За оставшиеся секунды Зацепин выпустил еще один снаряд и вместе с заряжающим спрыгнул через заднюю дверцу на землю. Механик тоже успел выскочить из люка, когда до танка оставалось не более десяти шагов. Курсовой пулемет стрелял непрерывно, пули плющились, рикошетили от брони, но механику пока везло. Пригнувшись, он убегал прочь.
«Панцер» притормозил и, крутнувшись, резким толчком опрокинул самоходку набок. Продолжая вращение, догнал пулеметной очередью механика и рывками сумел преодолеть еще метров тридцать в поисках укрытия.
Это было последнее, на что был способен пробитый вторым снарядом «Т-4». Из люков выпрыгивали танкисты в черных комбинезонах и небольших металлических шлемах с наушниками.
Их было трое. Два человека из экипажа остались в дымившейся машине. Они бежали к Зацепину и заряжающему, чтобы закончить схватку с русскими на земле.

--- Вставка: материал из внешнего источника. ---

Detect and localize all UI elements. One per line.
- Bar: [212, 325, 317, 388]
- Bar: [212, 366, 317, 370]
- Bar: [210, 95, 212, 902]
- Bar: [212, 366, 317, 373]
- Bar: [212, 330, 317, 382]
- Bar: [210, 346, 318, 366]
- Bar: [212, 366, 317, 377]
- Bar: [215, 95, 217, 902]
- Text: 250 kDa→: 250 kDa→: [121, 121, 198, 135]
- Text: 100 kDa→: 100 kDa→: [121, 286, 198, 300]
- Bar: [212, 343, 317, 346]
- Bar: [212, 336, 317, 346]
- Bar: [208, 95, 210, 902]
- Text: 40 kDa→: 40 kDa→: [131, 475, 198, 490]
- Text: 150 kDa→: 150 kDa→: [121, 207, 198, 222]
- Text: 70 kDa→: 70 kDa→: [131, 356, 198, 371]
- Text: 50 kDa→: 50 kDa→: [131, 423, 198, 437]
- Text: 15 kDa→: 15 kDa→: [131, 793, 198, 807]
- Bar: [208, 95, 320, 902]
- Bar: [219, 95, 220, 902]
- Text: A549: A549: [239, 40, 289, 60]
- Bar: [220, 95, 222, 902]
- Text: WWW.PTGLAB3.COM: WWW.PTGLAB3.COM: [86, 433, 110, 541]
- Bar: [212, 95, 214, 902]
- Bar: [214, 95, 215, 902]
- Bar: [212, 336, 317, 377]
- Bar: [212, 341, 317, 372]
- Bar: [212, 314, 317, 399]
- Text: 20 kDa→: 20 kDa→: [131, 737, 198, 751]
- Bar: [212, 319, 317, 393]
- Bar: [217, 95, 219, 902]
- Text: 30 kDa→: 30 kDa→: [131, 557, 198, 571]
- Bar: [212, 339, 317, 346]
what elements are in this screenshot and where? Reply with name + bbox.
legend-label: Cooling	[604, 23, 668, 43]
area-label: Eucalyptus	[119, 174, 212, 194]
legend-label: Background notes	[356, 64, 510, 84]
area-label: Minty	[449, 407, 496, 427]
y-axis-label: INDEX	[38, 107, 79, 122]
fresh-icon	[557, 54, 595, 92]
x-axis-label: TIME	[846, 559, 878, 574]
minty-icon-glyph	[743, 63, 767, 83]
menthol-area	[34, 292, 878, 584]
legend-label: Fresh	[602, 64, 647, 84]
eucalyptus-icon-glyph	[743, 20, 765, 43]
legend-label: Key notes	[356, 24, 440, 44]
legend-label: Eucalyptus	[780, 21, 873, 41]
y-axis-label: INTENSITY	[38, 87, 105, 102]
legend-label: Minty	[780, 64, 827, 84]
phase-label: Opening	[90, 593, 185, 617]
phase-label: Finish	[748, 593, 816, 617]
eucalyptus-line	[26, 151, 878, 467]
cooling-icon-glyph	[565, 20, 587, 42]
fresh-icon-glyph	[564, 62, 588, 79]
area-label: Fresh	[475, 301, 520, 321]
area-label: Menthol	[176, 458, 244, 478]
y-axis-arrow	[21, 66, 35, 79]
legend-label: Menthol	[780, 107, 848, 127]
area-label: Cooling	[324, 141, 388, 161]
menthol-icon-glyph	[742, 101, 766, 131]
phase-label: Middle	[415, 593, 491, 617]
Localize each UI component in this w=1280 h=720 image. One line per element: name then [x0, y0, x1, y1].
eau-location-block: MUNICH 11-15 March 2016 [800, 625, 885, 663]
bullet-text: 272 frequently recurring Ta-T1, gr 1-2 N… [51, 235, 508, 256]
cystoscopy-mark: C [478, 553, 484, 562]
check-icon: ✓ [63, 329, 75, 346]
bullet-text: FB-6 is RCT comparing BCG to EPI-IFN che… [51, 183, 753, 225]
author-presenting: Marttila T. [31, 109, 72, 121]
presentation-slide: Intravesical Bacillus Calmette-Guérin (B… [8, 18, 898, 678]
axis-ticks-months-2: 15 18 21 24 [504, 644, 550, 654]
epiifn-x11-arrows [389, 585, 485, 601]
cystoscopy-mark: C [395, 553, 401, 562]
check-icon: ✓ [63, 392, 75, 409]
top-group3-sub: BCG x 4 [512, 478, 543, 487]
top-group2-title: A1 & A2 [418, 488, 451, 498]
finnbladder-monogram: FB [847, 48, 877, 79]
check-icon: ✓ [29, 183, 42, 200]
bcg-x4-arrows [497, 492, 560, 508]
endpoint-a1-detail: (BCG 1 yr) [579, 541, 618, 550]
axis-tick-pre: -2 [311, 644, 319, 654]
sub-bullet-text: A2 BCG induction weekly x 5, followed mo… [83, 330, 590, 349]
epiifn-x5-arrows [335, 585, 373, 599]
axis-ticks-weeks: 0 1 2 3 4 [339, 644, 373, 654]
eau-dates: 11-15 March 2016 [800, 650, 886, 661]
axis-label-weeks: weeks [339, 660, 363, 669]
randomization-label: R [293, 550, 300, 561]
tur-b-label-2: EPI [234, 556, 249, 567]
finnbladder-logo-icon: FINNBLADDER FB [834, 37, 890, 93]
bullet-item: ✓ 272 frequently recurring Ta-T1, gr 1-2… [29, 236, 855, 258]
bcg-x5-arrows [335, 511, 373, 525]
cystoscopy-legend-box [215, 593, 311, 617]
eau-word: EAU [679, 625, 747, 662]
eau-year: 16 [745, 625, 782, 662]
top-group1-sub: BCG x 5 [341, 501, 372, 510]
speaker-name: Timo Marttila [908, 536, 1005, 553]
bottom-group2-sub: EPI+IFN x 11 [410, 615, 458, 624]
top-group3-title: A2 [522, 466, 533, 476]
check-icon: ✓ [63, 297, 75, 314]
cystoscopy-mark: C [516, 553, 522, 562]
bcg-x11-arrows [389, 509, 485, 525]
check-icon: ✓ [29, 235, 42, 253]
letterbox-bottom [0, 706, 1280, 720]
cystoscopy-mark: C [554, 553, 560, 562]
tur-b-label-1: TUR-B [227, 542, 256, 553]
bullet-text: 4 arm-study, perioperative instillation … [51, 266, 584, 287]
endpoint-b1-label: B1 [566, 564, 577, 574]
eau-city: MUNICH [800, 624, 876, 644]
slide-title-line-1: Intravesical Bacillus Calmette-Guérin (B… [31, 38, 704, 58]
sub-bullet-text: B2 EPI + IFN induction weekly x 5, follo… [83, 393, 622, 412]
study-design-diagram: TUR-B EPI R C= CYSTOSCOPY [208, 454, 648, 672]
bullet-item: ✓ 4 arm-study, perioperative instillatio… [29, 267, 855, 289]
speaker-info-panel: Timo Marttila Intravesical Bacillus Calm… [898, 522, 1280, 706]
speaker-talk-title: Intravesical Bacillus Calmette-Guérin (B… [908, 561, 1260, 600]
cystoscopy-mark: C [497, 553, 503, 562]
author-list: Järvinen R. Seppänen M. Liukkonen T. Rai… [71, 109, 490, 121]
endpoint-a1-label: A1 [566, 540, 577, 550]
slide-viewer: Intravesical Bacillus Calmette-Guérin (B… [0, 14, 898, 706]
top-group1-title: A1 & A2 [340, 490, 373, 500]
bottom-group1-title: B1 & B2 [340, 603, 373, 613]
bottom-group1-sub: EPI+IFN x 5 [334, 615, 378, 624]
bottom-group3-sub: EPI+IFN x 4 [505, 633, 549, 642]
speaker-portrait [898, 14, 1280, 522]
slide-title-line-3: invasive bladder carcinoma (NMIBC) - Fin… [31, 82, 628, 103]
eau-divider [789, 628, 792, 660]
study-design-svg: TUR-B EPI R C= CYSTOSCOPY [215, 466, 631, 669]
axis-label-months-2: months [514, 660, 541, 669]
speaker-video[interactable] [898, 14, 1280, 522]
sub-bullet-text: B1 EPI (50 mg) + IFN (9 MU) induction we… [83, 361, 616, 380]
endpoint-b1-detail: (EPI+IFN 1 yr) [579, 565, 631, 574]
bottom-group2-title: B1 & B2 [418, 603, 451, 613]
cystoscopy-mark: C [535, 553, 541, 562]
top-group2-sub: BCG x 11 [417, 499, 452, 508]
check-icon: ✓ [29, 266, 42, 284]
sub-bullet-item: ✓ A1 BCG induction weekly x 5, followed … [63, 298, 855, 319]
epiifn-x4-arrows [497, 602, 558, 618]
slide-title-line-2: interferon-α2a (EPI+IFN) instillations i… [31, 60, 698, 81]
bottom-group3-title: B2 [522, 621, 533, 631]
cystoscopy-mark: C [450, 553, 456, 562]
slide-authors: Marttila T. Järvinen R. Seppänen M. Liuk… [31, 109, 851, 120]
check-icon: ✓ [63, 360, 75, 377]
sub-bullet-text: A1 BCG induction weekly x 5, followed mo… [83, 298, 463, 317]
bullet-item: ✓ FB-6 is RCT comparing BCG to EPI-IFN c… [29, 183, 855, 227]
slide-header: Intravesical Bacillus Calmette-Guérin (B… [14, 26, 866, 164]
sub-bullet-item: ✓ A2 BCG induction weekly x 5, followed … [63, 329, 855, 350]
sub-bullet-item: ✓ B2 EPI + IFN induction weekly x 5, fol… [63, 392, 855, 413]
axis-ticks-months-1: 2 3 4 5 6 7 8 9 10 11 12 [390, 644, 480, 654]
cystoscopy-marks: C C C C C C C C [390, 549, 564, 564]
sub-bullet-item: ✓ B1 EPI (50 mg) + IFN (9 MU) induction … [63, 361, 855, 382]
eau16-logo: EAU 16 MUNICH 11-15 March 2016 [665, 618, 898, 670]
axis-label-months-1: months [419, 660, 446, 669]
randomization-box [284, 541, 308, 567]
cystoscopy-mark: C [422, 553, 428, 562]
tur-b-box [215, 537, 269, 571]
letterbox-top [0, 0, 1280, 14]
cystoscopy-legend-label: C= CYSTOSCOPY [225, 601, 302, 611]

Саня Зацепин выстрелил несколько раз подряд из своего «ТТ», успев свалить двоих немецких танкистов. Лейтенант как никогда хотел жить. Его ждали дома жена и двое дочерей, мать, у которой, кроме него, не осталось других сыновей. Оба пропали без вести еще в сорок первом.
Танкист, небольшого роста, выстрелом из «вальтера» угодил Зацепину в плечо, рука с пистолетом обвисла. Русский лейтенант уже не представлял опасности, но немец выпустил в него еще три пули. Эта растерянность погубила его. Обозленный и тоже прощавшийся с жизнью сержант-наводчик, крича что-то невнятное, бросился на танкиста. Как и все ребята из экипажа, это был крепкий парень. Он не знал, где выронил «наган», но оружие ему не требовалось.
Сержант схватил немца за горло и руку повалил на землю. Через несколько минут все было кончено. Наводчик подобрал «вальтер» и шагнул к умиравшему лейтенанту.
– Я сейчас… потерпи, Саня.
Но помочь Зацепину он не мог. Две пули калибра 9 миллиметров пробили навылет грудь. Возле тела расплывалась лужа крови.